Lesley Schatzberger has been at the forefront of historical instrument performance since her student days, whilst also remaining active in a broad range of music making. After studying at the junior department of the Royal Manchester College of Music, she went on to the University of York, and then to the Royal Academy of Music, where her teacher was Alan Hacker. Soon afterwards she took part in pioneering performances of Haydn, Mozart and Beethoven on period instruments, which led to her appointment as principal clarinet with Roger Norrington’s London Classical Players and then also in John Eliot Gardiner’s English Baroque Soloists and Orchestre Révolutionnaire et Romantique.

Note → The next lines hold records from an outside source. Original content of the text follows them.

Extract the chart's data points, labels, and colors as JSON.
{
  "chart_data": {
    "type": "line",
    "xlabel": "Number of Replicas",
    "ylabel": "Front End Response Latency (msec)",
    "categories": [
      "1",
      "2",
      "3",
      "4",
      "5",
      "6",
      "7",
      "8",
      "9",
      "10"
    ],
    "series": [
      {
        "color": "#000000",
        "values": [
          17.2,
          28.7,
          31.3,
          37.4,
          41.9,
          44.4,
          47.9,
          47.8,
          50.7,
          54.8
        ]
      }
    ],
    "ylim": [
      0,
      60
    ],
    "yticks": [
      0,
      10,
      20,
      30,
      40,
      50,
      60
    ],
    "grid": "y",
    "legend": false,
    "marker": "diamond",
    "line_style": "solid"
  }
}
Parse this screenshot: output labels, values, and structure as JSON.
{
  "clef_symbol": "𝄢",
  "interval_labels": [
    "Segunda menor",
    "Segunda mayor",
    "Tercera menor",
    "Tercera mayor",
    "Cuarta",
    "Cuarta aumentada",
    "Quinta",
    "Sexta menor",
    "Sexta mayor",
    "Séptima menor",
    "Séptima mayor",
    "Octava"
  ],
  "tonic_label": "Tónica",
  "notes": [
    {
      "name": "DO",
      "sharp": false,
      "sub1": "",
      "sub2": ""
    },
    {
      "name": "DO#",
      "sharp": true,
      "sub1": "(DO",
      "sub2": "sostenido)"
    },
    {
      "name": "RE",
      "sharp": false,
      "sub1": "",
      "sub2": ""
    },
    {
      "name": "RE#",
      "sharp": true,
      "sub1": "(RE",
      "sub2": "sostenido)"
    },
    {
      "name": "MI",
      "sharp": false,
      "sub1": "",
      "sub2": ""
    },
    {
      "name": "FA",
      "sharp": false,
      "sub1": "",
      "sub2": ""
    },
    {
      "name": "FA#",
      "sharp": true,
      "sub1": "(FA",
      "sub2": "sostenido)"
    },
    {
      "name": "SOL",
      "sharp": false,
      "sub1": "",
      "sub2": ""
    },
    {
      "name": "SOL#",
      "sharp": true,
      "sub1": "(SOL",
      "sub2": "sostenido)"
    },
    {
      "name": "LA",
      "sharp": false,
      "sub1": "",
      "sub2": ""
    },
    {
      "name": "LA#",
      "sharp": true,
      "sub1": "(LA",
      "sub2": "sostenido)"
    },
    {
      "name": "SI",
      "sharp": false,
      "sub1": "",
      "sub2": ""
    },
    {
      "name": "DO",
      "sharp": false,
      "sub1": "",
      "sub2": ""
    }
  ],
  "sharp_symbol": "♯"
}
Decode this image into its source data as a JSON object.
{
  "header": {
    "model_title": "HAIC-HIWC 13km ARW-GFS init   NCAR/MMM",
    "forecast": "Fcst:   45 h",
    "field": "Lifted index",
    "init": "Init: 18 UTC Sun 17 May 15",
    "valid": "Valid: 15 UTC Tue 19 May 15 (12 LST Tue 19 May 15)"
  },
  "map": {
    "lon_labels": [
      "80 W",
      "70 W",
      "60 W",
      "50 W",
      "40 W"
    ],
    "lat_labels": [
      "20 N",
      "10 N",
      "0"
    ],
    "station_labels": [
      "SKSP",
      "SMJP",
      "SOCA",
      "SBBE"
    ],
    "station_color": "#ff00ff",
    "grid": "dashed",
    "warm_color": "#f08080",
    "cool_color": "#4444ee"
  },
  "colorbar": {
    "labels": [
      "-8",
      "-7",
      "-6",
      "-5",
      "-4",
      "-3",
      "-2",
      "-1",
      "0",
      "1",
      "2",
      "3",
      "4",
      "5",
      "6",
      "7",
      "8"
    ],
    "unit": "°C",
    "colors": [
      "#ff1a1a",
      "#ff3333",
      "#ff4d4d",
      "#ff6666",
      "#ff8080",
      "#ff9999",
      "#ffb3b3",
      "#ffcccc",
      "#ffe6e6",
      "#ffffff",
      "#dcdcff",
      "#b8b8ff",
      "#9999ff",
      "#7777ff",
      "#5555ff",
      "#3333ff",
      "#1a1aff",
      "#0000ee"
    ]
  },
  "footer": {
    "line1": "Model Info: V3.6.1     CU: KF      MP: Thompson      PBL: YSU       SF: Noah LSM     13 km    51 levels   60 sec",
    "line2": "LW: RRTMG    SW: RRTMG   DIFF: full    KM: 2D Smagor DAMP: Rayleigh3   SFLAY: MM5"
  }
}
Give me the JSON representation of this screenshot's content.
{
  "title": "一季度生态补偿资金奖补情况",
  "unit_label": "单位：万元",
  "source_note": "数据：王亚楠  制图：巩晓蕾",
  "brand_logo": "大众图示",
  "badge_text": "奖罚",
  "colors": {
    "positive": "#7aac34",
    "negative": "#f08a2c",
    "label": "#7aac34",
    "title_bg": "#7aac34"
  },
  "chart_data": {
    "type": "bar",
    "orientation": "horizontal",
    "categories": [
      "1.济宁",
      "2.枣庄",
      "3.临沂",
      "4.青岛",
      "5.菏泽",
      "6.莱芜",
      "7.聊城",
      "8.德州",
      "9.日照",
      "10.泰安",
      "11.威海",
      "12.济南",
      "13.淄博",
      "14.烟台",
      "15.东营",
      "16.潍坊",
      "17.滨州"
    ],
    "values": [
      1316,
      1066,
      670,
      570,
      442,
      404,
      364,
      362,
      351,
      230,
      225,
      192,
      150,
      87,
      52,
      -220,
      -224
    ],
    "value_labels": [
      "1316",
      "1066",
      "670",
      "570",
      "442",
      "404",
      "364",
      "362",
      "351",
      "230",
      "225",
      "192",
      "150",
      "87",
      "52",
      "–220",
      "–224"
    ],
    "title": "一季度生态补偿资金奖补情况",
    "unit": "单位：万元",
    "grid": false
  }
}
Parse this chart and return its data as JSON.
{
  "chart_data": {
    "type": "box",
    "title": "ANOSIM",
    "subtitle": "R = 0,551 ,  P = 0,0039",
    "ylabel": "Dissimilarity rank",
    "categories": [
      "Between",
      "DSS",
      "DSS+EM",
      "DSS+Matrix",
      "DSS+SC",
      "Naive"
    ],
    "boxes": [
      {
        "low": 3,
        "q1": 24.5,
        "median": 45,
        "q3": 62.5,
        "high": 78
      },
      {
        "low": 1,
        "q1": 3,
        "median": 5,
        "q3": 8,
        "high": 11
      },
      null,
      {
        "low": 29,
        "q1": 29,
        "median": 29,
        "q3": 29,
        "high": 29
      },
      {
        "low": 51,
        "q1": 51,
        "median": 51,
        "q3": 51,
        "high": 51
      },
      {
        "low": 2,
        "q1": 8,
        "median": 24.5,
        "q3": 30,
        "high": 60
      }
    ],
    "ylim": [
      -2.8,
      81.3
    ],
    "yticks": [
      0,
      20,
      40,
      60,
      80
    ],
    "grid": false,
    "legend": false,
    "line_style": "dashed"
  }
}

In addition, she has played regularly with the Age of Enlightenment and Christopher Hogwood’s Academy of Ancient Music, with which she has also appeared as concerto soloist. Guest appearances with orchestras
in Europe and the United States have been a feature, and she has recorded and toured extensively with Stockhausen’s chamber ensemble. Other solo/chamber recordings include various clarinet quintets by Mozart and Brahms, Mozart’s Gran Partita K.361, the two Konzertstücke for Clarinet, Basset Horn and Piano by Mendelssohn, Schubert’s Shepherd on the Rock, and Spohr’s Six German Songs. She has been professor of early clarinet at the Royal Northern College of Music, and in 2006 was made an honorary Doctor of the University of York – where she still teaches. Lesley’s time is now divided between her playing/teaching and the running of Jessie’s Fund: the charity was established in memory of her daughter, Jessica, who died of a brain tumour in 1994 at the age of nine.